When Should You Avoid Rlm Framework?
Even promising tools aren't right for every situation. Consider avoiding Rlm Framework in these scenarios:
- Production environments handling sensitive customer data
- Regulated industries (healthcare, finance, government) without additional naleving review
- Mission-critical systems where downtime has significant business impact
For each scenario, evaluate whether Rlm Framework is 38.9/100 meets your organization's risk tolerance. We recommend running a manual beveiliging assessment alongside the automated Nerq score.
How Rlm Framework Compares to Industry Standards
Nerq indexes over 6 million software tools, apps, and packages across dozens of categories.
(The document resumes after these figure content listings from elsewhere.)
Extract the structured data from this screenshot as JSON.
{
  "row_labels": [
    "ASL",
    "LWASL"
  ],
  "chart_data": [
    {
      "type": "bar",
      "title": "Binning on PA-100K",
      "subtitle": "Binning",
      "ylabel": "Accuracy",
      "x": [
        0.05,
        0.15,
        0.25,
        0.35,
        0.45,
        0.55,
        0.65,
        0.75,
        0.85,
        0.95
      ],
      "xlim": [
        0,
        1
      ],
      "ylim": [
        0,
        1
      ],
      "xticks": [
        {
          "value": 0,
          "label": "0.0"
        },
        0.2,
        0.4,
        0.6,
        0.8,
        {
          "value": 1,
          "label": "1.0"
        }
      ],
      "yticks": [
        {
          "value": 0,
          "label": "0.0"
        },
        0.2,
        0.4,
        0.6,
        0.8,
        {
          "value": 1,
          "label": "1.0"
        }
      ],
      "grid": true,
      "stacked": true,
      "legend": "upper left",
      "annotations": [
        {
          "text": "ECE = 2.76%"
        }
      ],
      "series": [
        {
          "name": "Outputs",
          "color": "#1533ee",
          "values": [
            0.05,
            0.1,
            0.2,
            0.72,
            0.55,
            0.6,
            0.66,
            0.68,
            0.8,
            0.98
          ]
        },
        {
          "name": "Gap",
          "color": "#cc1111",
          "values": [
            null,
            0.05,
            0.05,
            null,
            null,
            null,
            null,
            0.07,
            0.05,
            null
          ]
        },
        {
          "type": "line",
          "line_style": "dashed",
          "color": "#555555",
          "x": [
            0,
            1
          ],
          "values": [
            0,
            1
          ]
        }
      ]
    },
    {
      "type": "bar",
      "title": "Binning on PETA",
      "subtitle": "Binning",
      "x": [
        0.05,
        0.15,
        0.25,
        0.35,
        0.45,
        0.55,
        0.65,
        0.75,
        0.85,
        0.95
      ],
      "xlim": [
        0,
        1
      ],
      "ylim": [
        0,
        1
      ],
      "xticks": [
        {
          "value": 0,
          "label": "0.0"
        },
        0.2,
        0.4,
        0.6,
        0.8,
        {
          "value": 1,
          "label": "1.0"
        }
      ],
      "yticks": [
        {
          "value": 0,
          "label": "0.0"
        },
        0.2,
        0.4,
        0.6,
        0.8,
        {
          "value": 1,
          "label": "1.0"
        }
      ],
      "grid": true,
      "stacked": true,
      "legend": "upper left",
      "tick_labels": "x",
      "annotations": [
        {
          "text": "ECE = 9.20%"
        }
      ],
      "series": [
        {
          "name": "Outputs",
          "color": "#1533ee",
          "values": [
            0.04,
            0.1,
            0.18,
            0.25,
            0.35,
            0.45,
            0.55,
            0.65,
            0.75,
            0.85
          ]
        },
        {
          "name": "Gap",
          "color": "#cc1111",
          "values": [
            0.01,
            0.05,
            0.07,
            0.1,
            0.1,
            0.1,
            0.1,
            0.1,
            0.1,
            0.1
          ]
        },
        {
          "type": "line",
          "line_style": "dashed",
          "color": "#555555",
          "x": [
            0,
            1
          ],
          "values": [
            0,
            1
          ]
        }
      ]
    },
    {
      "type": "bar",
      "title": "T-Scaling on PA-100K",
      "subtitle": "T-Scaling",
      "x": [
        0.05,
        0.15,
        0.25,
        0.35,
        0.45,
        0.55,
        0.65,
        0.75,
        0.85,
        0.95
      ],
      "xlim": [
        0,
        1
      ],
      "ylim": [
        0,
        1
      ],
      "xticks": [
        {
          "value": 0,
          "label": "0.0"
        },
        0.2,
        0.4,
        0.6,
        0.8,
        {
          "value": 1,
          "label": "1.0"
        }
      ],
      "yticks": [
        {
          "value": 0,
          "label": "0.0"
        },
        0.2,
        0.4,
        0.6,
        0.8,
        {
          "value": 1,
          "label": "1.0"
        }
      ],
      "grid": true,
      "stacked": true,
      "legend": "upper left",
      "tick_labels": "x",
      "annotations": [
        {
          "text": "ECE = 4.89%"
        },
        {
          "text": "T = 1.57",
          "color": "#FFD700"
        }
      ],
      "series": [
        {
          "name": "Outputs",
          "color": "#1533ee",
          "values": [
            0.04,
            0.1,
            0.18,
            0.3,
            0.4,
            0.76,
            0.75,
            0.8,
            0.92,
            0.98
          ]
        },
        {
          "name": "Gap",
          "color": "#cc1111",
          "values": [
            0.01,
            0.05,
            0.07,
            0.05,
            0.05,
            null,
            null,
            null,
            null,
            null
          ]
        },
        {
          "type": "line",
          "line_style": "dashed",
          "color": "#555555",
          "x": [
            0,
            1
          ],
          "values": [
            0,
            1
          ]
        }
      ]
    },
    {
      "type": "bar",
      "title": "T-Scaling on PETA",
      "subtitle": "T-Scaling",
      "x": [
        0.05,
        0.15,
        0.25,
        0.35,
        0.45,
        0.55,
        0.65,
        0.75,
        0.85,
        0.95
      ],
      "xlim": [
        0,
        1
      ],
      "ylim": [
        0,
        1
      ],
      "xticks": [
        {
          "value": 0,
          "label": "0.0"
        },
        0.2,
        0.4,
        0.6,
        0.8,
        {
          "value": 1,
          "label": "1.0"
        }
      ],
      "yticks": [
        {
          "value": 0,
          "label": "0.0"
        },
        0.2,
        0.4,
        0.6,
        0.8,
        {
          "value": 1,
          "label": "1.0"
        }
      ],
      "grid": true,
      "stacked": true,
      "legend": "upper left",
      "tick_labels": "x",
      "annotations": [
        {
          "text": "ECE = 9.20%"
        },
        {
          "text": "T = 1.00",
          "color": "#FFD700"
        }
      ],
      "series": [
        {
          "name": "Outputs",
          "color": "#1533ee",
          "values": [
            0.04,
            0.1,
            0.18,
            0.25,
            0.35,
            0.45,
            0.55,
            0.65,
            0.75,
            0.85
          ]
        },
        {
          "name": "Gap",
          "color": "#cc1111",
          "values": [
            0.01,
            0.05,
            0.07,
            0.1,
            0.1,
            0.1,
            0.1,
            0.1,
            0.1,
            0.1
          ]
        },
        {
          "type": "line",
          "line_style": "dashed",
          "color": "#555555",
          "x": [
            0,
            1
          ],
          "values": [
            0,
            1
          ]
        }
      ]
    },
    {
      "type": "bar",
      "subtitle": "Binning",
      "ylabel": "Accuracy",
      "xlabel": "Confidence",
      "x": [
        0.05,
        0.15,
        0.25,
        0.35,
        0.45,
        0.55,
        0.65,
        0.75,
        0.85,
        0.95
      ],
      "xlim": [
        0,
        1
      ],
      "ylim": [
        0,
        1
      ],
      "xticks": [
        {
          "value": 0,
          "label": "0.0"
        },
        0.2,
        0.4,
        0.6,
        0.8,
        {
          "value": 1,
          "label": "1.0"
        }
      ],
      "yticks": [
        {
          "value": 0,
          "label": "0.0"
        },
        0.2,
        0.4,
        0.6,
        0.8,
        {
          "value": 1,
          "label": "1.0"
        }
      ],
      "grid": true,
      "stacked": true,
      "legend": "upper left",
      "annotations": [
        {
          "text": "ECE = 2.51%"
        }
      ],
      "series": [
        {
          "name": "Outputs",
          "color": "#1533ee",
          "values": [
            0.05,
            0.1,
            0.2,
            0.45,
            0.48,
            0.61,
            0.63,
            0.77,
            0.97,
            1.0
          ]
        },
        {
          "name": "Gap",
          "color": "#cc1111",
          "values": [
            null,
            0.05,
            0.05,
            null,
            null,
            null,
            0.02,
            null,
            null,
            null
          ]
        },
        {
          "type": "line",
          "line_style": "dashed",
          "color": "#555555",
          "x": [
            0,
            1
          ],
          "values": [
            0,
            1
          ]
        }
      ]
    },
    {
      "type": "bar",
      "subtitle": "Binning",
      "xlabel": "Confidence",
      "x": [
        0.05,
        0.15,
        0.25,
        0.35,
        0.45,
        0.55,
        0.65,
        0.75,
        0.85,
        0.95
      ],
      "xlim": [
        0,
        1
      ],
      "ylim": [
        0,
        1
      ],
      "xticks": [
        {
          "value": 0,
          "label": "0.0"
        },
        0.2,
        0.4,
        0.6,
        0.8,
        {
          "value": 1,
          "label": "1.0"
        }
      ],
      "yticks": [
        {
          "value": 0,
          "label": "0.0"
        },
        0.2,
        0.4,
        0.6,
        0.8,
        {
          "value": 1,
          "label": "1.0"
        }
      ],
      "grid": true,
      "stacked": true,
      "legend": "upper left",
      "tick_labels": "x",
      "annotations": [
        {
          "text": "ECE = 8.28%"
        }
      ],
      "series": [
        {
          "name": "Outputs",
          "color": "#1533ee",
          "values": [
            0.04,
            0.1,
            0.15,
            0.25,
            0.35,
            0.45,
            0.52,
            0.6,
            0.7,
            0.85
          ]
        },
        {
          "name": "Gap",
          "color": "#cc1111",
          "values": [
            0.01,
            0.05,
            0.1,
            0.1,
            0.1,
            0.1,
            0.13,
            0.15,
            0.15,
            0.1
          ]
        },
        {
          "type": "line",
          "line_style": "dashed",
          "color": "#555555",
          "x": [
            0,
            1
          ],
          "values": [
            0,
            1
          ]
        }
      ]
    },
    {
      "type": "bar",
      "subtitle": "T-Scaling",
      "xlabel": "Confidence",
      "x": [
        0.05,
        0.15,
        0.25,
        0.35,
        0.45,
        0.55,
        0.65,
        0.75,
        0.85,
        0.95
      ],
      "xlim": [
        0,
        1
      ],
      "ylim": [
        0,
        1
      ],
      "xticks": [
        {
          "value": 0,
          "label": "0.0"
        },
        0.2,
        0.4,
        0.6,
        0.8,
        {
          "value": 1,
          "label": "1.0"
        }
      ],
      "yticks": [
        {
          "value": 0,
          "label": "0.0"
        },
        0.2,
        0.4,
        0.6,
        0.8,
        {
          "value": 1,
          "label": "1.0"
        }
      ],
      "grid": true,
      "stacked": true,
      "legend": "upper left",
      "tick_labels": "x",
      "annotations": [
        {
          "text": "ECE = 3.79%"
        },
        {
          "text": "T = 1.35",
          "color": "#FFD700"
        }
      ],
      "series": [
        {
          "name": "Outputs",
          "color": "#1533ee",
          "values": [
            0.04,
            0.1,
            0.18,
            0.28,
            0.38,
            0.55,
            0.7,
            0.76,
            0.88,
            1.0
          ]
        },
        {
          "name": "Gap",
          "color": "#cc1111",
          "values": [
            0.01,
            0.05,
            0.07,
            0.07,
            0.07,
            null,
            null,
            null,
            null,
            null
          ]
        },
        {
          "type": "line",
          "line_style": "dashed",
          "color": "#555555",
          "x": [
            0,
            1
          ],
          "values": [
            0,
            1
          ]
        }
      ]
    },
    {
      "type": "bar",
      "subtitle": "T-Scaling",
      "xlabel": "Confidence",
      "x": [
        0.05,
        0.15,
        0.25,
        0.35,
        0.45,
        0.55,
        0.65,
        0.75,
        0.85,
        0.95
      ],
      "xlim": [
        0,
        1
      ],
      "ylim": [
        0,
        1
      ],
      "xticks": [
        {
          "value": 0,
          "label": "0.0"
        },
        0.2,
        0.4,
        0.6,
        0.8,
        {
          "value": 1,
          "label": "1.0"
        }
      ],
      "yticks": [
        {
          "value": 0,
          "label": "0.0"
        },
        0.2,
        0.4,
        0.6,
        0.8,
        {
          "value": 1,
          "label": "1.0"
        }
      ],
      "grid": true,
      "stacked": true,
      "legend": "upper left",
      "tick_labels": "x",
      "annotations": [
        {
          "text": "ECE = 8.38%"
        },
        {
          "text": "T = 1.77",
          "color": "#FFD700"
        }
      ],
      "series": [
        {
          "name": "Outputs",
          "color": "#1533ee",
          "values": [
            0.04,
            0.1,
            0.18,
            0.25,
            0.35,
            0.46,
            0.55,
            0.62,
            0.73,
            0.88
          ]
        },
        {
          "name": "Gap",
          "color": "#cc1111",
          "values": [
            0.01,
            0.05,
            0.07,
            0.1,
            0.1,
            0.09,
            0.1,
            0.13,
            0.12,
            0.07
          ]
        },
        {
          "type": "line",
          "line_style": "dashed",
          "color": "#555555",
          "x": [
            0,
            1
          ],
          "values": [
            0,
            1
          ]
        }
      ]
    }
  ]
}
Among uncategorized tools, the average Vertrouwensscore is 62/100. Rlm Framework's score of 38.9/100 is below the category average of 62/100.
This suggests that Rlm Framework trails behind many comparable uncategorized tools. Organizations with strict beveiliging requirements should evaluate whether higher-scoring alternatives better meet their needs.
Industry benchmarks matter because they contextualize a tool's safety profile. A score that looks matig in isolation may actually represent strong performance within a challenging category — or vice versa. Nerq's category-relative analysis helps teams make informed decisions by showing not just absolute quality, but how a tool ranks against its direct peers.
Vertrouwensscore History
Nerq continuously monitors Rlm Framework and recalculates its Vertrouwensscore as new data becomes available. Our scoring engine ingests real-time signals from source repositories, vulnerability databases (NVD, OSV.dev), package registries, and community metrics. When a new CVE is published, a major release ships, or onderhoud patterns change, Rlm Framework's score is updated within 24 hours.
Historical trust trends reveal whether a tool is improving, stable, or declining over time. A tool that consistently maintains or improves its score demonstrates ongoing commitment to beveiliging and quality. Conversely, a downward trend may signal reduced onderhoud, growing technical debt, or unresolved vulnerabilities. To track Rlm Framework's score over time, use the Nerq API: GET nerq.ai/v1/preflight?target=RLM Framework&include=history
Nerq retains trust score snapshots at regular intervals, enabling trend analysis across weeks and months. Enterprise users can access detailed historical reports showing how each dimension — beveiliging, onderhoud, documentatie, naleving, and community — has evolved independently, providing granular visibility into which aspects of Rlm Framework are strengthening or weakening over time.
Belangrijkste conclusies
- Rlm Framework has a Vertrouwensscore of 38.9/100 (E) and is not yet Nerq Verified.
- Rlm Framework has significant trust gaps. Consider higher-rated alternatives unless specific requirements mandate its use.
- Among uncategorized tools, Rlm Framework scores below the category average of 62/100, suggesting room for improvement relative to peers.
- Always verify safety independently — use Nerq's Preflight API for automated, up-to-date trust checks before integration.
Veelgestelde vragen
Is Rlm Framework veilig om te gebruiken?
Wat is Rlm Framework's trust score?
Wat zijn veiligere alternatieven voor Rlm Framework?
How often is Rlm Framework's safety score updated?
Kan ik Rlm Framework gebruiken in een gereguleerde omgeving?
Disclaimer: Nerq-vertrouwensscores zijn geautomatiseerde beoordelingen op basis van openbaar beschikbare signalen. Ze vormen geen aanbeveling of garantie. Voer altijd uw eigen verificatie uit.